Monthly newsletter Weekly news roundup Breaking news notification    

Can your call centre handle a disaster?

Get free weekly news by e-mailBy Jeff Weil

Your initial reaction to the question in the title may be “yes, of course”. You know that a crisis of any scale – from a power outage to a natural disaster – has the potential of putting you out of business. In order to prepare for the worse you’ve got a recovery site ready and waiting, your systems are backed up regularly and you’re testing your failover site every now and then.

But is this enough when the survival of your business is at stake?

With more and more companies implementing relationship management strategies, call centres are increasingly viewed as a critical tool for binding customers to an organisation and, as a result, generating more revenues from them. Given this strategic importance, ensuring the continuity of call centre operations is more fundamental than ever.

Although many companies use standard network management tools to ensure the ‘up/down’ status of their infrastructure, for contact centre operations, this isn’t enough.

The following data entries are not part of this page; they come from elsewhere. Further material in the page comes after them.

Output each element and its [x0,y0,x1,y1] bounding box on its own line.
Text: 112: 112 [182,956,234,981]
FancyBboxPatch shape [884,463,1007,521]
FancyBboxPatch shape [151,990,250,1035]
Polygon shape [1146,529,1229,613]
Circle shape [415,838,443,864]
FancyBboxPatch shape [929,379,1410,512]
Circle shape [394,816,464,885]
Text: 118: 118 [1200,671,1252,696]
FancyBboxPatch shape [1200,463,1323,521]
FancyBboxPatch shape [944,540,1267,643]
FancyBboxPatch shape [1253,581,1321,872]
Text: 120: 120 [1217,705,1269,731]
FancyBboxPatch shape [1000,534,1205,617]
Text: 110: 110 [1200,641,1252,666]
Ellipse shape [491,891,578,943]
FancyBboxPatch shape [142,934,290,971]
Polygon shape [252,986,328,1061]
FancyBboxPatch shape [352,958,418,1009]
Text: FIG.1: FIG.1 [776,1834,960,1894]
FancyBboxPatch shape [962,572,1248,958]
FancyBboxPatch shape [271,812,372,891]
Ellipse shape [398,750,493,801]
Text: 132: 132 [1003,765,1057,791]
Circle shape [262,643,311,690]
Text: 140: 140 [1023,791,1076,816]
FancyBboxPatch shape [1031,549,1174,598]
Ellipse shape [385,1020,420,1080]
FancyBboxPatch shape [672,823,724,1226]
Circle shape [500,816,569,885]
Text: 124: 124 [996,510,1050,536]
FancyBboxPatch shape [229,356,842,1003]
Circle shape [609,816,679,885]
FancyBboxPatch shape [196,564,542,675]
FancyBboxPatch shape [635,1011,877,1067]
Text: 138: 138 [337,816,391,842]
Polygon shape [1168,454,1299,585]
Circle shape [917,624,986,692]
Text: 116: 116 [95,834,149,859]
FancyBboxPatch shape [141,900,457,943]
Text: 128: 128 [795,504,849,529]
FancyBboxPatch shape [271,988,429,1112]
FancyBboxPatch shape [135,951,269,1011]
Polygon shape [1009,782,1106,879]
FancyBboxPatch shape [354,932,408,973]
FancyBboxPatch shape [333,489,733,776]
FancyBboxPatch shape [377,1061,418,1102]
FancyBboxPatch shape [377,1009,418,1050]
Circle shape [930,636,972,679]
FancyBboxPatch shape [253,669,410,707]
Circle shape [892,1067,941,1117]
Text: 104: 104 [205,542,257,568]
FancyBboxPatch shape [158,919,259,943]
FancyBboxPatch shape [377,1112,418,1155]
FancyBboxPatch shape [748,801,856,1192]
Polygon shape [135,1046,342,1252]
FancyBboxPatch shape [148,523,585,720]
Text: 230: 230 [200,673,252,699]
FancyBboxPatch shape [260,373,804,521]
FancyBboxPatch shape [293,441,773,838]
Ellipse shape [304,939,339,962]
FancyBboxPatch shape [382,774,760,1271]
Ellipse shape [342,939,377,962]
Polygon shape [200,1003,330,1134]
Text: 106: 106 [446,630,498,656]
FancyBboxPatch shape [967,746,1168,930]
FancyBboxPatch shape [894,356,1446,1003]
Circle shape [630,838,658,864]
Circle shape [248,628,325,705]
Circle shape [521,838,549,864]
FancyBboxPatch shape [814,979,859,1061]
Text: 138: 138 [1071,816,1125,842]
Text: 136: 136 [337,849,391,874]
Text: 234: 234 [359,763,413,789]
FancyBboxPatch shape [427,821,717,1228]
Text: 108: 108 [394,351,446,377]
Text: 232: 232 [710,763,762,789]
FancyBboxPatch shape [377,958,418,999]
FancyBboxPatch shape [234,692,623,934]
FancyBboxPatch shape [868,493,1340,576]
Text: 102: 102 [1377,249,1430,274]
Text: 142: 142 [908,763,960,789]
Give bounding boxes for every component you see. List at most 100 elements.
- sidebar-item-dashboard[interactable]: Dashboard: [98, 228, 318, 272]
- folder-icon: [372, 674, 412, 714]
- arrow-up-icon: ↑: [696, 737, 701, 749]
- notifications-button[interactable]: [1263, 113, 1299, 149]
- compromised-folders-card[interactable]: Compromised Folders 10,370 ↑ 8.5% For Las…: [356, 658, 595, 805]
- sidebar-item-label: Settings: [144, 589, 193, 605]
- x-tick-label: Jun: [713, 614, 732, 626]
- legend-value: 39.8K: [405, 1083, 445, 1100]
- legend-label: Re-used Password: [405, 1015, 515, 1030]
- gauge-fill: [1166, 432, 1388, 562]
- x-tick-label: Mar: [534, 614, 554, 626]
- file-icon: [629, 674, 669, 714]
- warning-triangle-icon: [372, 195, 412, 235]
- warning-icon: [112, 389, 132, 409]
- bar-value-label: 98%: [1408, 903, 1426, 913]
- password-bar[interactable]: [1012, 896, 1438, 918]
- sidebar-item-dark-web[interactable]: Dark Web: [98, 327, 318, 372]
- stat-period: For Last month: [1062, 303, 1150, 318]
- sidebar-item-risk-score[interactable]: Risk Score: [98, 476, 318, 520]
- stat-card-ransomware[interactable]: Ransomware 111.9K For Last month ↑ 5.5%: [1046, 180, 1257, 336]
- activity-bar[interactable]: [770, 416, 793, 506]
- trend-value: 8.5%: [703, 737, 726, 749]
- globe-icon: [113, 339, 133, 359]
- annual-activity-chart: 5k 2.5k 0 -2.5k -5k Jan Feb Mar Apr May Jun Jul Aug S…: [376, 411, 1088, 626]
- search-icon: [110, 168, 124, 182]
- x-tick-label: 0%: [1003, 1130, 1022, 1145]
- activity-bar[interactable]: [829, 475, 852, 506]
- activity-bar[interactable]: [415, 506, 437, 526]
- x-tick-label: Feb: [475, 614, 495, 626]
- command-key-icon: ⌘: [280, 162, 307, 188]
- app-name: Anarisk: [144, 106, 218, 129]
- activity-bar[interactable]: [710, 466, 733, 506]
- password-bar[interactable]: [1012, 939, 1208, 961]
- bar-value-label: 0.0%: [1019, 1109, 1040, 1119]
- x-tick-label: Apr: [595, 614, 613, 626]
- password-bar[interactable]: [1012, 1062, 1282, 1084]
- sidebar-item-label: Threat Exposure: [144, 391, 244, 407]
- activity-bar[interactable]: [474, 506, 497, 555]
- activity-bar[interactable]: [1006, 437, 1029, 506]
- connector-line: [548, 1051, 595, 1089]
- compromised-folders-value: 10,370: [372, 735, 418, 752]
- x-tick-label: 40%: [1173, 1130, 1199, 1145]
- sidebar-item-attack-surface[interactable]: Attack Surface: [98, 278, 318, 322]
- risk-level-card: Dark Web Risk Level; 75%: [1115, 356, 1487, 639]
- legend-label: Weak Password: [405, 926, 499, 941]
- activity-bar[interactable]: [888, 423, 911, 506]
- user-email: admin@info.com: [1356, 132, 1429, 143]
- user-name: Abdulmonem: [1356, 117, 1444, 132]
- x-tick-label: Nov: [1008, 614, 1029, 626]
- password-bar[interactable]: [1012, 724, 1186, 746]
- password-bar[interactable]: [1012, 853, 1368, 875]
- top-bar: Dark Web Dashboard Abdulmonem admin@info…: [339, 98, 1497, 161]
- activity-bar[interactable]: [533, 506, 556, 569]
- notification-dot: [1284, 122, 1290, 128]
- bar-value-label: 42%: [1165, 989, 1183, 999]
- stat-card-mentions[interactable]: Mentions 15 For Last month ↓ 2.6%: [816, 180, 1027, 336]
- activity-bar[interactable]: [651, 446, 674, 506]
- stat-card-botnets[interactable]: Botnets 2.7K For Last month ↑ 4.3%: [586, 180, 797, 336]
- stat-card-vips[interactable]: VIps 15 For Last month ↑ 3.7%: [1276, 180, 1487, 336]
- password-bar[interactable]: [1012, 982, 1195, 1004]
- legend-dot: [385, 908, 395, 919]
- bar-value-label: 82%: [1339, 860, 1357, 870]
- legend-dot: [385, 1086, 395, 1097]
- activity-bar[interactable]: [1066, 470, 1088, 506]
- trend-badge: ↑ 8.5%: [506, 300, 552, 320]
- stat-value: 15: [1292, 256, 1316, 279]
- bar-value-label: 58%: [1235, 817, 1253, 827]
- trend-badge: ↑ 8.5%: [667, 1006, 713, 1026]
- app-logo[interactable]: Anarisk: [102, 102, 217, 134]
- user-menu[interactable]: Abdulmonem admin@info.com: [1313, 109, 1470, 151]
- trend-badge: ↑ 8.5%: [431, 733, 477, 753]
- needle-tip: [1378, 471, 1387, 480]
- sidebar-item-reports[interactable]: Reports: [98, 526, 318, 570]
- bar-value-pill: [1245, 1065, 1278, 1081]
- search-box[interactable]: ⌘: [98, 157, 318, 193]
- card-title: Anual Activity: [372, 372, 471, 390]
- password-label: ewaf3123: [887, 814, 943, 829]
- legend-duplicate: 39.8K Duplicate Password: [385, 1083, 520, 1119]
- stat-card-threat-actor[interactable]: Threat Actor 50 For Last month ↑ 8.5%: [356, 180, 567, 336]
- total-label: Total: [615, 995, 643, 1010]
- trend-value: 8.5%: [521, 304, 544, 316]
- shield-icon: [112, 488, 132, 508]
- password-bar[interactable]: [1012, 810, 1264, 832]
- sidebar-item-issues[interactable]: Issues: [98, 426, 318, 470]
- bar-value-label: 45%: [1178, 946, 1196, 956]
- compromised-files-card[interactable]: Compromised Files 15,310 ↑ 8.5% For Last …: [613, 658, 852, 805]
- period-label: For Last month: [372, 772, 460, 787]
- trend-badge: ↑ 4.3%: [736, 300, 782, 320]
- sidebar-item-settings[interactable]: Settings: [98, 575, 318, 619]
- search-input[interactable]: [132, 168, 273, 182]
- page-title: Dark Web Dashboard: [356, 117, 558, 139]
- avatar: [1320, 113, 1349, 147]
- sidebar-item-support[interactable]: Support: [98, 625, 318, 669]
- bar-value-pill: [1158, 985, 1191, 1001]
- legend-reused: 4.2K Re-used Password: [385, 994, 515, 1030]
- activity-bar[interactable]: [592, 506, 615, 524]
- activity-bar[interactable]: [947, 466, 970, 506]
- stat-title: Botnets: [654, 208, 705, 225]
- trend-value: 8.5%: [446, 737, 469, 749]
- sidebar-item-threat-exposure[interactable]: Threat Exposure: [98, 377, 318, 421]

To ensure you have a successful failover site, businesses must test and monitor the backup systems rigorously to ensure that customer calls are handled properly and that interoperability between systems, applications, and agents is running normally. This is especially critical as contact centres move to an IP-based infrastructure, allowing them to consolidating networks, virtualize agents and add new applications.

What business continuity and disaster recovery mean for the call centre

While the terms are often used interchangeably or together, for the purposes of this article we are defining business continuity as maintaining or re-establishing all critical business operations following a disruption. Disaster recovery is an element of business continuity focused on technology and infrastructure – often summarised as ‘getting things up and running’ after a disruptive event.

In the call centre environment, a business continuity plan will describe how to restore everything from the way a centre receives in-bound calls to where agents will sit when they answer these calls. Disaster recovery typically addresses the tangible technology such as servers, IVR (interactive voice response; speech recognition systems) and switches – on which the call centre depends.

This subtle distinction between business continuity and disaster recovery means that organisations must take a two-pronged approach when preparing for any type of business disruption. They must ensure that the hardware and network are operational and, more importantly, that the backup environment delivers the same experience as the production site, both for customers and agents.

Challenging common misconceptions

There are two common misconceptions about business continuity in the call centre.

The first misconception is that it’s enough to know that back-up systems are ‘up and running.’ Recovery systems can be up and running – but still not match the performance of the production site.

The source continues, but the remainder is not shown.